Placing, lifting or removing a security freeze can cost up to $10 each time, depending on the state you live in and the bureau offering it. Active-duty military members already can place a one-year credit alert on their file for free, though this will not stop a new application for credit by default like a freeze would. The alert just requires the lender or creditor to take extra measures to ensure the applicant is legitimate.
Identity theft can do major credit score damage both upfront and in the long term. An identity thief with enough information to apply for credit in your name can make a bunch of applications for credit in a short period of time before you notice the theft. That will cause an immediate drop in your score by inflating your inquiries. And if the theft goes unnoticed, any new accounts that they’ve opened will go without payment, sinking your score even more.
The move by the bureaus to offer free credit freezes is especially important when you consider the long-lasting impact of identity theft on military members and veterans.
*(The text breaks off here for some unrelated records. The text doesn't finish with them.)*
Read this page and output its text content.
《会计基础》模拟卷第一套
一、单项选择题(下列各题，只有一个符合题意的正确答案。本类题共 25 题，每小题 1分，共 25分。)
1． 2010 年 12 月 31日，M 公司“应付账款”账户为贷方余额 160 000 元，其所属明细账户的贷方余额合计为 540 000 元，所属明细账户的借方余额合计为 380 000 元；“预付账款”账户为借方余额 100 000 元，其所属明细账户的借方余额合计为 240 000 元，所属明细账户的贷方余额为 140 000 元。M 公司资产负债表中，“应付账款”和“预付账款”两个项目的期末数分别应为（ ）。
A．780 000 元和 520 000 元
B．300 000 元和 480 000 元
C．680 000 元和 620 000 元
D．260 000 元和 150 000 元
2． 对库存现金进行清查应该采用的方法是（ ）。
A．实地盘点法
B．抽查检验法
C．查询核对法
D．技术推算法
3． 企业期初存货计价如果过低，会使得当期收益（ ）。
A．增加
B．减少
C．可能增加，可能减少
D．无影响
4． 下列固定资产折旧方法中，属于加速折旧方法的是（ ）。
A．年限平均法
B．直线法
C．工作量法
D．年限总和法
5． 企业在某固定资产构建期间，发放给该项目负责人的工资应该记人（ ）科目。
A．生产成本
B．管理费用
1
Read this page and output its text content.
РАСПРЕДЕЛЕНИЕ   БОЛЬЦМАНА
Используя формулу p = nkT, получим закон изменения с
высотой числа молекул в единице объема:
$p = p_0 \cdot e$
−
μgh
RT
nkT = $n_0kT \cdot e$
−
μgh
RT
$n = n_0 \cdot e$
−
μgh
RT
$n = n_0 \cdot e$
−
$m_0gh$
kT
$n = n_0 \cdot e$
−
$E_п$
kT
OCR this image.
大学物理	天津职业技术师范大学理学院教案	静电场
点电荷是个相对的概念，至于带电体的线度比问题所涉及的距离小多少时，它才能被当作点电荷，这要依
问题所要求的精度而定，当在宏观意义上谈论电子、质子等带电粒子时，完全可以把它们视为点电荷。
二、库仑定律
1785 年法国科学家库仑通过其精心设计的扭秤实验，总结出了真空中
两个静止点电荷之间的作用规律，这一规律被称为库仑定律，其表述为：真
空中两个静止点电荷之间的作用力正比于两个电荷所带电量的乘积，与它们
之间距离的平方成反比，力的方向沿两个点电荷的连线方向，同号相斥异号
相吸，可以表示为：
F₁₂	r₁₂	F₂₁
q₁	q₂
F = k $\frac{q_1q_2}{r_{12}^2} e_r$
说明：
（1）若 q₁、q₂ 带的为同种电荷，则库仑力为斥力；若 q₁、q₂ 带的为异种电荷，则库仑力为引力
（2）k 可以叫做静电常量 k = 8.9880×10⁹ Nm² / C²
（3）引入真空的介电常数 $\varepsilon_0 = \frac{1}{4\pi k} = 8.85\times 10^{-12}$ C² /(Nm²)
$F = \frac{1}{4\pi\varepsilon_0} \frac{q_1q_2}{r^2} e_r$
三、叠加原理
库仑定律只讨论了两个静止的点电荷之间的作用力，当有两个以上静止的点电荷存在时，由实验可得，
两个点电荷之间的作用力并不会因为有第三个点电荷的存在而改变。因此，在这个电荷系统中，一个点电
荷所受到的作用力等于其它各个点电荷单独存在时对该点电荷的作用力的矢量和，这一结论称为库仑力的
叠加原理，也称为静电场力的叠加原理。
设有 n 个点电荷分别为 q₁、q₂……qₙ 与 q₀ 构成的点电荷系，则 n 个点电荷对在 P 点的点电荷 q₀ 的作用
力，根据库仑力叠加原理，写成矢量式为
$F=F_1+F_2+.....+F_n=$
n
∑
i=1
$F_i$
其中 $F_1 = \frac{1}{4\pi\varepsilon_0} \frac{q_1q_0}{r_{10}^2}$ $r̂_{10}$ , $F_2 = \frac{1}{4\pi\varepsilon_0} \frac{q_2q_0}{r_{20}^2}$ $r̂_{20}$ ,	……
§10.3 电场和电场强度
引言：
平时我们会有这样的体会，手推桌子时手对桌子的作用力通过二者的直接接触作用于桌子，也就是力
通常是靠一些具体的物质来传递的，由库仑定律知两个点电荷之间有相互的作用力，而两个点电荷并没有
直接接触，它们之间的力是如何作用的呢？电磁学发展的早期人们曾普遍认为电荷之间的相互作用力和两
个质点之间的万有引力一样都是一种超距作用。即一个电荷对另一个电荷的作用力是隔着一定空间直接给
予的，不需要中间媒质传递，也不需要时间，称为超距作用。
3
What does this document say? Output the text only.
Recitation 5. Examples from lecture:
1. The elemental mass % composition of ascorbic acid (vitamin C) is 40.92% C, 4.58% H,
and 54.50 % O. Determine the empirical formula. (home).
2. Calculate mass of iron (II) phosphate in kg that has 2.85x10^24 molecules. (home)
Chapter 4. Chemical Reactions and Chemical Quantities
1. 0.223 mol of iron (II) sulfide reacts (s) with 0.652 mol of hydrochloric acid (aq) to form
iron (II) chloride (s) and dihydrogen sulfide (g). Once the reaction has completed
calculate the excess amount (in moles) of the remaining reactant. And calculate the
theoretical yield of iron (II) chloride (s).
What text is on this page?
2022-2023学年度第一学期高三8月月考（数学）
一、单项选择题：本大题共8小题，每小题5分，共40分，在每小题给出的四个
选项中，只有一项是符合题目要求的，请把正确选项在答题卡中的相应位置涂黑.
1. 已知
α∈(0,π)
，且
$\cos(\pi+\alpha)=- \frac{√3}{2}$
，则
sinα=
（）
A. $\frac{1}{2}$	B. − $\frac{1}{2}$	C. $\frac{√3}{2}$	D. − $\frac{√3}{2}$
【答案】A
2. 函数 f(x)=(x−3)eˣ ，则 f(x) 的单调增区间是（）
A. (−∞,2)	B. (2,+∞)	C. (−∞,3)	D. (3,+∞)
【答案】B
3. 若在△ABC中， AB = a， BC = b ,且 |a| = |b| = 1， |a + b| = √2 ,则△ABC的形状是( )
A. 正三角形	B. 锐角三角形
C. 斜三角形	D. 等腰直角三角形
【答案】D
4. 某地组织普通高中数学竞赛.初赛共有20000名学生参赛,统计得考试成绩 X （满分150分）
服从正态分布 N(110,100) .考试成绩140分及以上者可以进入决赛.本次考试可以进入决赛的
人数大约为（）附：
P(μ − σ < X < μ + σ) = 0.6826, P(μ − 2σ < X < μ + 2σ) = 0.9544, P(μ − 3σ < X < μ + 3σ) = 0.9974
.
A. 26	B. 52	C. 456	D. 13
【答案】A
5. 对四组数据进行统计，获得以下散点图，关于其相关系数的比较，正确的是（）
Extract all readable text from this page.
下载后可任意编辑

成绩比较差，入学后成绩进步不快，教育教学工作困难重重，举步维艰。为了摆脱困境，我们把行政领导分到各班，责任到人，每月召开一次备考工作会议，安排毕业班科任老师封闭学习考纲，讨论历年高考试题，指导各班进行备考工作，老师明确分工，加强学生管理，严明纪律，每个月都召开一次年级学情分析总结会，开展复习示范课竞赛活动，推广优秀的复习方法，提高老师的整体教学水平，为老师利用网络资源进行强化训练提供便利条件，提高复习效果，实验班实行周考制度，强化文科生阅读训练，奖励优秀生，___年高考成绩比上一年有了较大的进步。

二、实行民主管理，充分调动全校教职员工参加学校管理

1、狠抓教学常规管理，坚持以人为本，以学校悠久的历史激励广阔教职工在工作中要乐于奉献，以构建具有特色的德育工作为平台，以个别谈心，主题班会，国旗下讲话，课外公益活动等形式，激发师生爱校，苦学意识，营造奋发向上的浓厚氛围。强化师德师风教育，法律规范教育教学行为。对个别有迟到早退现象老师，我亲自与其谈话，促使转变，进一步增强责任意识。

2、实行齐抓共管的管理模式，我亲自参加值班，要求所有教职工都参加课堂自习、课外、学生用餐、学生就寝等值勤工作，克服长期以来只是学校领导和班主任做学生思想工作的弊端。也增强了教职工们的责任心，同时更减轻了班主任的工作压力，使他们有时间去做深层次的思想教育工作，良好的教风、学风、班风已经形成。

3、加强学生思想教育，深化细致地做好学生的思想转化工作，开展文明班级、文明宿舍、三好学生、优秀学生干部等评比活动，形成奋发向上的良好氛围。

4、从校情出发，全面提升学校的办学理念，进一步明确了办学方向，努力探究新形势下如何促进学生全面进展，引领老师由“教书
Buying a home, getting credit cards, even starting a business (9% of U.S. businesses are veteran-owned, according to the Small Business Administration) are extremely difficult to do with a bad credit score, and identity thieves with personal information like your Social Security number can lie in wait for years since these numbers rarely change, hurting servicemembers long after the theft has occurred.
The best protection against identity theft is vigilance. Keep an eye on your credit reports and scores, checking for signs of identity theft. (You can check your business and personal credit scores for free on Nav.com.) Keep your personal identifying information on lockdown. And if you still find your information being used fraudulently, credit alerts or freezes can help keep you safe.